Nicholas Stern of the London School of Economics, author of an influential economic assessment of climate change for the British government in 2006, takes a similar view about the failings of the IPCC and its models. He complained at a meeting at the International Monetary Fund in Washington, D.C., in April that “the scientific models mostly leave out dangerous feedbacks.” He called for “a new generation of models [that] focus on understanding probabilities of events with severe consequences for people [rather than] those effects that can be modeled more easily.”
The question is now being asked: Is the IPCC still fit for its purpose?

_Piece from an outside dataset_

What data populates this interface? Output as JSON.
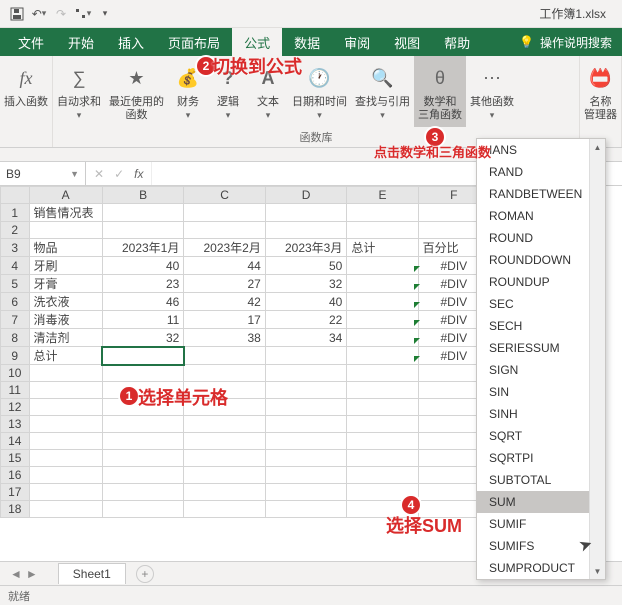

For more than two decades, since it was created by the UN in 1988, the IPCC has done the job politicians asked of it: to synthesise scientific thinking around climate change and deliver a series of consensus assessments to policymakers. In the process, the IPCC won the Nobel peace prize in 2007. But the question is now being asked: Is the IPCC still fit for its purpose? It may do good science, but does it deliver what policymakers need?
David Keith, a Harvard University professor who recently resigned as an author of the IPCC report, says “The IPCC is showing typical signs of middle age, including weight gain, a growing rigidity of viewpoint, and overconfidence in its methods. It did a great job in the early days, but it’s become ritualized and bureaucratic, issuing big bulk reports that do little to answer the hard questions facing policymakers.” It needs, he says, “a reinvention.”
The irony may be that the IPCC has stood up to political pressure, and maintained its scientific purity, perhaps just a tad too well.